London mayor Sadiq Khan is to ask the Government to ease post-Brexit visa rules, which he warns are stopping young Europeans from visiting and working in the capital.
In a speech to business leaders on Thursday evening, Mr Khan will call on ministers to introduce a new travel visa for youth groups, designed to make the UK more open to visits from international school students.
A recent survey by the Tourism Alliance – the industry body for UK tourism – found that a group of EU-based tour operators expected that only 42 per cent of students will send to the UK in 2023 compared to how many which they sent in 2019. This compares to 95 percent for the Republic of Ireland, and 90 percent for other EU countries.
Mr Khan said he was concerned about the impact of “restrictive policies that only harm our economy and opportunities for growth”.
While the rise in travel costs has generally affected tourism across Europe, post-Brexit border rules – in particular the need for passports for all EU school children arriving – are thought to have had a particular impact. visiting – on the number of school visitors to date.

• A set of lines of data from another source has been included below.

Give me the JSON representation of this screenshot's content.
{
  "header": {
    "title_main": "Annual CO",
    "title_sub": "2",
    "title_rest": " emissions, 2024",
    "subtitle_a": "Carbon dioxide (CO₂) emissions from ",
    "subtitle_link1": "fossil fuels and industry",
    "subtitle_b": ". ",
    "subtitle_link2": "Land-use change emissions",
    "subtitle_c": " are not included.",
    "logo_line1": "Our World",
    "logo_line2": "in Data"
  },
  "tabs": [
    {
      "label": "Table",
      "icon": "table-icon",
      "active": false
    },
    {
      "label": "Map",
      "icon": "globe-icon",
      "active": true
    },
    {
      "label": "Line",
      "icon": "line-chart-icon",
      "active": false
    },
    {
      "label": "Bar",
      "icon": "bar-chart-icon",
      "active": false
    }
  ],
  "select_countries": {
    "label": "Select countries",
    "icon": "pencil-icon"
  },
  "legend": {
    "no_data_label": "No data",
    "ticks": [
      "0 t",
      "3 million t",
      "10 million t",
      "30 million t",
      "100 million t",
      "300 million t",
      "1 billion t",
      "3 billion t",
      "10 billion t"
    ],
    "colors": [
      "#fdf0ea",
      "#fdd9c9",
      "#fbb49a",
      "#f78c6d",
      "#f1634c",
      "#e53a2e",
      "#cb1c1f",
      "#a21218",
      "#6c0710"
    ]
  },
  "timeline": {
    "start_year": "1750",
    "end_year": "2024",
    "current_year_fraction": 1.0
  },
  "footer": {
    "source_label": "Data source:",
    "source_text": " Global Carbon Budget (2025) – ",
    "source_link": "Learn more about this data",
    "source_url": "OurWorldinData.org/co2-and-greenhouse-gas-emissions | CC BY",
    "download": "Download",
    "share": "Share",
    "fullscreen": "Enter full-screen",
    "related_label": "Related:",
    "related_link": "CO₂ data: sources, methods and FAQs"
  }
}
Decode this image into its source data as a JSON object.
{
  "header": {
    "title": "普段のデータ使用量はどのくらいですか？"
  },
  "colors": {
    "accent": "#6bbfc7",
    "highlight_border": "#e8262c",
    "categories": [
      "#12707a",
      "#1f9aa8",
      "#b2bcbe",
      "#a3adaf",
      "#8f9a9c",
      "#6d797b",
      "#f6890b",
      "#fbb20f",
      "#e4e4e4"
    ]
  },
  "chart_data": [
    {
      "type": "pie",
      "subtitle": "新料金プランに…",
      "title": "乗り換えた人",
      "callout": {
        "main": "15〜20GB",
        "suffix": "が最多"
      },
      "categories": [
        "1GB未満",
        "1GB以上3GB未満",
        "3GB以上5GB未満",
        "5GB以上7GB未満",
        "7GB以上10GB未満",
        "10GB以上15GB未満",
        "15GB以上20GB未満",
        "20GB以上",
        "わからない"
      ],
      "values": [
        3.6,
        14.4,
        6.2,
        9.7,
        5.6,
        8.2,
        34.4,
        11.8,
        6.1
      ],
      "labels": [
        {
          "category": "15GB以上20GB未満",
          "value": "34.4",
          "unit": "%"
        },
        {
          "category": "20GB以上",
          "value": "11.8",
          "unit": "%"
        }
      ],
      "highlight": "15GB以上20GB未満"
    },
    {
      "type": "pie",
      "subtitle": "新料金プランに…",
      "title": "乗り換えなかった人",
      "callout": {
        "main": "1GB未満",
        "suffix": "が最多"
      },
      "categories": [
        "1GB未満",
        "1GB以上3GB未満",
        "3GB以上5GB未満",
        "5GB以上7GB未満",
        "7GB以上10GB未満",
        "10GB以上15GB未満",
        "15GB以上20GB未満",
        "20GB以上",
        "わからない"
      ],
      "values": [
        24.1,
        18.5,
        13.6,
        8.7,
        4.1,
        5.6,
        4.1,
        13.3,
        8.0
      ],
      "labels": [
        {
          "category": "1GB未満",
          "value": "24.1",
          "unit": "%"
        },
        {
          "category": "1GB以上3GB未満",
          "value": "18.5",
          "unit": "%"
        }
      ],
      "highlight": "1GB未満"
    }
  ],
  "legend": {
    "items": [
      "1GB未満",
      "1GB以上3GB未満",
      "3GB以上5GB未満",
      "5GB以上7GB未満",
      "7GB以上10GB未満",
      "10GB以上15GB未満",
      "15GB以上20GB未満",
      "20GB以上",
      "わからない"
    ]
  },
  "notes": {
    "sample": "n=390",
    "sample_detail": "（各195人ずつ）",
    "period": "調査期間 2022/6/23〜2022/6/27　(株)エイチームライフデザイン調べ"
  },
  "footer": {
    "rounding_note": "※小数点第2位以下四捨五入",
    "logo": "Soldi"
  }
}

United Kingdom.
Before Brexit, groups of EU school children could travel using their European Economic Area (EEA) state-issued identity cards – but from October 2021, all children entering the UK must have a passport, and children with non-EU passports, including refugees, also require a £95 visa.
Passport ownership is less common in many European countries than in the UK, as many people travel within the EU using their national ID card – and less than half the population of France and Germany have a passport.
The new rules are thought to be making many EU school trips to London extremely difficult and expensive to organise.
In his speech to business leaders at the opening of the new offices of the architectural firm Patriarche in the City, the Mayor will also ask that the Government’s Youth Mobility Scheme be extended, in a reciprocal agreement, with EU countries.
The scheme allows people aged 18-30 from Australia, Canada, New Zealand and a number of other countries to live and work in the UK for up to two years.
The Government’s independent Migration Advisory Committee has long called for the scheme to be extended. Mr Khan believes this would promote cultural exchange and support sectors with a shortage of labour, such as hospitality and catering.
“Our post-Brexit future does not have to mean isolation from our European friends and partners and restrictive policies that only harm our economy and growth opportunities,” Mr Khan said.
The news of the proposed policy was welcomed by Richard Toomer, executive director of the Tourism Alliance, who said: “London and the rest of the country have so much to offer visitors of all ages.
“We should encourage tourists to come here, not put up unnecessary barriers. The number of young people visiting the UK, particularly on organized school trips, has had a huge impact, not accepting ID cards at the border.”
He added: “Youth Mobility is a great reciprocal scheme where young people get to travel and experience different cultures so they often bring the county back to their home nation a lifelong enthusiasm.
“Youth Mobility Schemes already exist and there is an urgent need to expand them to more countries such as France, Spain and Poland, so that more young people can benefit.”
Mr Khan’s policy proposals threaten to further highlight the difference in attitude between himself and Labor leader Sir Keir Starmer, when it comes to the wider question of Britain’s relationship with the EU.
In January, the Mayor called for a “debate” on whether the UK should re-enter the European single market, but Sir Keir has said “there is no case to go back to the EU or return to the single market “.
The Labor leader instead said there is “a very good case for making Brexit work”.